WEDENSDAY — Pure and Simple: Salvation
Big Point: Jesus Christ has given us the one thing we could never earn on our own to restore our relationship with our Father—and that’s salvation!
In the beginning of the week we focused on our need for salvation because we are all “criminal minded” sinners. When we accept this free gift of salvation, it’s hard for us to grasp the idea of receiving something for nothing. We all quickly fall into what we know of this world and how it works around us – we think we need to earn it to truly have it. Sometimes we feel to own something also means we deserve it. The problem with this is that we could never truly live up to the standards needed to earn righteousness. The amazing transaction on the cross was God treating His only son, Jesus Christ, as if he had lived your life; so God could treat you as if you had lived the life of Christ. The way God delivered salvation through Jesus Christ was a great example in a world that is filled with suffering. So we rejoice that we worship a God who is not immune to suffering but actually conquers it.

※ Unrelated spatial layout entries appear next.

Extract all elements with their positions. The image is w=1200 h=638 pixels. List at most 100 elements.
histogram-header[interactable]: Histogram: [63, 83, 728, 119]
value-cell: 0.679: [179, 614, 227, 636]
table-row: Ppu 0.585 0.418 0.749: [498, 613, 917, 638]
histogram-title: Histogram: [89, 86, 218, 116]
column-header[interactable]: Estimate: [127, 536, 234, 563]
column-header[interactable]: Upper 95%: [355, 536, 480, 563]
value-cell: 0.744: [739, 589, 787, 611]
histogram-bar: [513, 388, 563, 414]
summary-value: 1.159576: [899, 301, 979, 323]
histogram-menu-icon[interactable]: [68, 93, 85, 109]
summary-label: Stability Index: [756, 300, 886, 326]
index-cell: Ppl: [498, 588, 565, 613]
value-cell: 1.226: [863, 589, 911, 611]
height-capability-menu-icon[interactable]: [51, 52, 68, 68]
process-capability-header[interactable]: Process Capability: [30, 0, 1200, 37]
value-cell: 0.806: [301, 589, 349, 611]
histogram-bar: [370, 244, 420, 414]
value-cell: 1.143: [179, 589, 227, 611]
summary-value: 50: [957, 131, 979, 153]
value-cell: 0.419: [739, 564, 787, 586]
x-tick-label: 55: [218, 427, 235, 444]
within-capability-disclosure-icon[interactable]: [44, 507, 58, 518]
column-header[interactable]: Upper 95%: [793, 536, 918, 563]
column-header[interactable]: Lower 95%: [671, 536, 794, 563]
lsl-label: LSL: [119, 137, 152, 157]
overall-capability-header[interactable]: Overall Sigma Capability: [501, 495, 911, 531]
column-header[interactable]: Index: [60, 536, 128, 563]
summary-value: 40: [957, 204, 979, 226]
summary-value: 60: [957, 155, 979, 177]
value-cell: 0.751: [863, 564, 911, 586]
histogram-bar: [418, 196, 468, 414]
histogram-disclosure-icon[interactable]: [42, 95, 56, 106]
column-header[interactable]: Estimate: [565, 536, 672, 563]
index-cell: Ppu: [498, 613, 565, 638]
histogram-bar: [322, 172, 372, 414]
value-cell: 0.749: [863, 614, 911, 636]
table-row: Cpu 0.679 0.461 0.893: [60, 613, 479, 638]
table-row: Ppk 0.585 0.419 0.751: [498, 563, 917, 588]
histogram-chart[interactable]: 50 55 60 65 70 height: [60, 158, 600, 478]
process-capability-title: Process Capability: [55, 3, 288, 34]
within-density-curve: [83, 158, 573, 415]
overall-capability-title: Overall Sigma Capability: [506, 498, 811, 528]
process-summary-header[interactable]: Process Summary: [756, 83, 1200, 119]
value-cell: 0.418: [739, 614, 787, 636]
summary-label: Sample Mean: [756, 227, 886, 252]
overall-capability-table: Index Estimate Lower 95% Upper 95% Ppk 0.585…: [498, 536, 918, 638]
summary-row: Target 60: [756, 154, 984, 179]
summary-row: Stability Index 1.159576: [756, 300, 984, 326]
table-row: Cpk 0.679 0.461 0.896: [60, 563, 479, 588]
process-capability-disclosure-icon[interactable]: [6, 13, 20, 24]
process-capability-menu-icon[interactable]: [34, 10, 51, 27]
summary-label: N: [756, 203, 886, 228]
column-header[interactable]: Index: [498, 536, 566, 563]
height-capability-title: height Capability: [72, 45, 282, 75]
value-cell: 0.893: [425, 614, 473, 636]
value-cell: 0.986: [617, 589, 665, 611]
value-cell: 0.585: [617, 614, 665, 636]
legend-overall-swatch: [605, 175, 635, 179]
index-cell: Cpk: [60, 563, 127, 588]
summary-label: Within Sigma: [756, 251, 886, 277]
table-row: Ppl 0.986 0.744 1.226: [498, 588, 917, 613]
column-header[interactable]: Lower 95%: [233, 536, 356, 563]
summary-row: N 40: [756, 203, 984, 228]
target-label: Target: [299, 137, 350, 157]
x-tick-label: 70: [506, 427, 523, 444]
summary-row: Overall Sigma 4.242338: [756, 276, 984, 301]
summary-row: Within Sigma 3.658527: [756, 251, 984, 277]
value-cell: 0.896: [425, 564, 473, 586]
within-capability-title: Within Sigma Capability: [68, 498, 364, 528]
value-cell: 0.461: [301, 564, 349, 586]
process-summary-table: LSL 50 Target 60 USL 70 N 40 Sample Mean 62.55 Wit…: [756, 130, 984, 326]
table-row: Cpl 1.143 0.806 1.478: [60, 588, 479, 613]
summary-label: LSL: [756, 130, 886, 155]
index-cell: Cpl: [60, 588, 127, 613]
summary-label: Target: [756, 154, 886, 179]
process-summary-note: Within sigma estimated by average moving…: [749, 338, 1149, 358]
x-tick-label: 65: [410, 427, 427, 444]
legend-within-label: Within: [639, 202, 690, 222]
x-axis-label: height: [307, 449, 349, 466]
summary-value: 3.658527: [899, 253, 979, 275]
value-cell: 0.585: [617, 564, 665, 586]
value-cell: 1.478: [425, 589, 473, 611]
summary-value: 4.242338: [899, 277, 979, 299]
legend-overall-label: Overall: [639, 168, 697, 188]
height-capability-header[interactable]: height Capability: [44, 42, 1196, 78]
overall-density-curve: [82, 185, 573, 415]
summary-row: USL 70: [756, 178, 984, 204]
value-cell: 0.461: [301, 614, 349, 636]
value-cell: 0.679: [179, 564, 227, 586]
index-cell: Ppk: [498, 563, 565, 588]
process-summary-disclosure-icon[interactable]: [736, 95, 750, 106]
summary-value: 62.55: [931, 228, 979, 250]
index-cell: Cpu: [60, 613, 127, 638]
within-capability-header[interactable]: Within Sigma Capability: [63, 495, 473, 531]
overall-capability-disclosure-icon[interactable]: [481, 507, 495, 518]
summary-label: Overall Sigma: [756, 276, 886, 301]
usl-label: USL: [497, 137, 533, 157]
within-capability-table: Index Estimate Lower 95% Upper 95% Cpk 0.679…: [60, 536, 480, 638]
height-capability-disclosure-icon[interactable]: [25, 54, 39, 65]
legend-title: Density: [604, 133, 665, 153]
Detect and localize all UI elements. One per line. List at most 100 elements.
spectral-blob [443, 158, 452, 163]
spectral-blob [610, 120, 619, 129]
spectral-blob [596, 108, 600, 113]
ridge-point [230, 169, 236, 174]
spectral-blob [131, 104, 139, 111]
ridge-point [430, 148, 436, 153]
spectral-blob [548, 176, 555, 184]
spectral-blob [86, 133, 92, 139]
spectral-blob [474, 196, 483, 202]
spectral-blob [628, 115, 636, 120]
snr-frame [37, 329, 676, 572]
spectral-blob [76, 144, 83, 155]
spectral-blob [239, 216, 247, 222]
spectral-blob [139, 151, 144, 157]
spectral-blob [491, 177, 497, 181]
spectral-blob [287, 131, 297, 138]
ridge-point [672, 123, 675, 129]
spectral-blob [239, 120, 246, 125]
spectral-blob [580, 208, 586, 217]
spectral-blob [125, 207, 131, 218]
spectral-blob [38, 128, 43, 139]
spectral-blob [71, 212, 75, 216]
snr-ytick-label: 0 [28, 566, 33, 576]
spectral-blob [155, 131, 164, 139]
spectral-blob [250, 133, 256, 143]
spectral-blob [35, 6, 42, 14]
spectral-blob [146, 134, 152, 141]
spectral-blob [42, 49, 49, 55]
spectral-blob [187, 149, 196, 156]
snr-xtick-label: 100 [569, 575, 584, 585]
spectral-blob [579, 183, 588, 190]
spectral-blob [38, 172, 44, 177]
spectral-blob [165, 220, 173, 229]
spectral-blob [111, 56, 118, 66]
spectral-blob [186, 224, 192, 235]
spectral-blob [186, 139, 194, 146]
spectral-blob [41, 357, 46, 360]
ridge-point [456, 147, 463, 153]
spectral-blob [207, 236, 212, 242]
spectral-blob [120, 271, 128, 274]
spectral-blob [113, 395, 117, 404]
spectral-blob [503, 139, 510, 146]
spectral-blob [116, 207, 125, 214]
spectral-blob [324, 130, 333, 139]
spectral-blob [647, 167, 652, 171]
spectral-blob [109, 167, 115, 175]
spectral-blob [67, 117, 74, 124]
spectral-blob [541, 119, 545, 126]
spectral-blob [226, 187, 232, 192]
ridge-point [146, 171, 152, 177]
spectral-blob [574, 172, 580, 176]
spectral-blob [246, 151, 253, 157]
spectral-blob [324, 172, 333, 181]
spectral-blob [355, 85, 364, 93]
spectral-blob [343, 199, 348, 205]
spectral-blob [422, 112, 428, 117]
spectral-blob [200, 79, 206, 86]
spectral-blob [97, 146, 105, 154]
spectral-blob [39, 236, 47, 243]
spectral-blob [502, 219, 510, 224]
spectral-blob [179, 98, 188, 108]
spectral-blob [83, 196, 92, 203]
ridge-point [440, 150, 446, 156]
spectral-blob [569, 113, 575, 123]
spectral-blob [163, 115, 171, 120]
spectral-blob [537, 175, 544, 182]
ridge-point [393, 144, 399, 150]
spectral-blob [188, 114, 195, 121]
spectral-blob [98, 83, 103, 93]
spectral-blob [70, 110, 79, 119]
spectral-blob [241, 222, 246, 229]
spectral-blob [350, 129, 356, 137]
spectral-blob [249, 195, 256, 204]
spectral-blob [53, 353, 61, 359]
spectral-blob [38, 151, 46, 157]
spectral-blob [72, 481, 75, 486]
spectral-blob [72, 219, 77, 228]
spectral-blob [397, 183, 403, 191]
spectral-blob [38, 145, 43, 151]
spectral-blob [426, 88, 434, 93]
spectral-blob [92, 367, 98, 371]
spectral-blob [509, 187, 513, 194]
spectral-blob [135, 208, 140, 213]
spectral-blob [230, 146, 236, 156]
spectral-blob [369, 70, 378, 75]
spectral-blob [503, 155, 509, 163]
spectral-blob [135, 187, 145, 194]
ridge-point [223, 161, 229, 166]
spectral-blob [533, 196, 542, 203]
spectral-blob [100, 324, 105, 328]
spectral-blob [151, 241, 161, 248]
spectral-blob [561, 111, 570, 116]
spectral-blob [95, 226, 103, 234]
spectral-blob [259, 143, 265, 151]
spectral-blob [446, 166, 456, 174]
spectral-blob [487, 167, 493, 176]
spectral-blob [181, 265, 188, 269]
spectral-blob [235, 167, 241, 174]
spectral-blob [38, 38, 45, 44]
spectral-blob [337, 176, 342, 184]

Salvation is an undeserved gift given to us through grace. The “works” idea that so many people fall into trying to deserve or earn salvation is tiring and always ends in frustration, guilt, and eventually abandonment—like prison. The salvation we are given is not a “cheap grace” and trying to purchase it with our righteous acts is an insult to our Father. Imagine giving a gift to a friend and those friends insisting to pay you for the gift repeatedly even after your refusal? Wouldn’t that be insulting to your grace and what you were trying to do? Why is God’s gift any different?
If you are reading this week’s Living It Out and God has shown you for the first time the need of His salvation and the readiness of God to give His gift through grace and love, there will be a prayer known as the “Salvation Prayer” at the end of today’s Living It Out. Jesus is always knocking; this is another chance to open the door and invite him into your life.
READ and THINK…Find the answers
After reading Monday’s Living It Out we realize that all of us have sinned and fall short of the glory of God. If being a sinner and needing help is something we all share, explain why is the following scripture so important?
Mark 2:16-17 (New International Version)
16 When the teachers of the law who were Pharisees saw him eating with the sinners and tax collectors, they asked his disciples: “Why does he eat with tax collectors and sinners?” 17 On hearing this, Jesus said to them, “It is not the healthy who need a doctor, but the sick. I have not come to call the righteous, but sinners.”
After reading the next verse, how do you think God really views our works and “good deeds”? How important is it that Christ came to release us from this sin?
Isaiah 64:6 (New International Version)
All of us have become like one who is unclean,
and all our righteous acts are like filthy rags;
we all shrivel up like a leaf,
and like the wind our sins sweep us away.
After reading God’s answer to Paul in the following verse, how important is it for us not to cover our weaknesses with good deeds and righteous acts? Christ’s power is salvation; how can this forgiveness change your life in the future? How has this forgiveness changed your life so far?
2 Corinthians 12:9 (New International Version)
But he said to me, “My grace is sufficient for you, for my power is made perfect in weakness.” Therefore I will boast all the more gladly about my weaknesses, so that Christ’s power may rest on me.
LIVE…What will you do now?
Why is that we feel we have to be qualified to be God’s child instead of just thirsting for His salvation?
Do you get tired of constantly trying to measure up—comparing your works to others around you? Why do we understand the aspect of receiving a gift but have a hard time understanding the gift of salvation from our Heavenly Father?
Good works don’t save a person; but they’re good evidence they are saved. Did you catch that? Write down why this is important to understand. What is the difference?
“If you’re a Christian, you’re a member of the only group in the world where the only qualification for membership is that you’re unqualified. The problem is, after becoming a Christian most of us spend most of our lives trying to qualify.”
Steve Brown, Seminary Pastor and Syndicated Radio Host
If you have prayed the prayer of salvation before and accepted Christ into your life, describe how this has positively impacted your life and the life of others? If you feel you have strayed off the beaten path by trying to earn grace, this is a perfect opportunity to point yourself back toward God’s grace—free of judgment and condemnation.
If you have not accepted Christ as your personal savior,
we invite you to read this prayer of salvation:
Heavenly Father, I know that I am a sinner and I ask for your forgiveness of my sins. I believe Jesus is the son of God and that he died for me and he rose again. I give you my life and I thank you for new life. Thank you Jesus for your unlimited grace which has saved me from my sins and I ask that you transform my life so that I may bring glory and honor to you alone and not to myself. Fill me with your spirit so I can know you, follow you, and serve you for the rest of my life. In Jesus’ name I pray. Amen.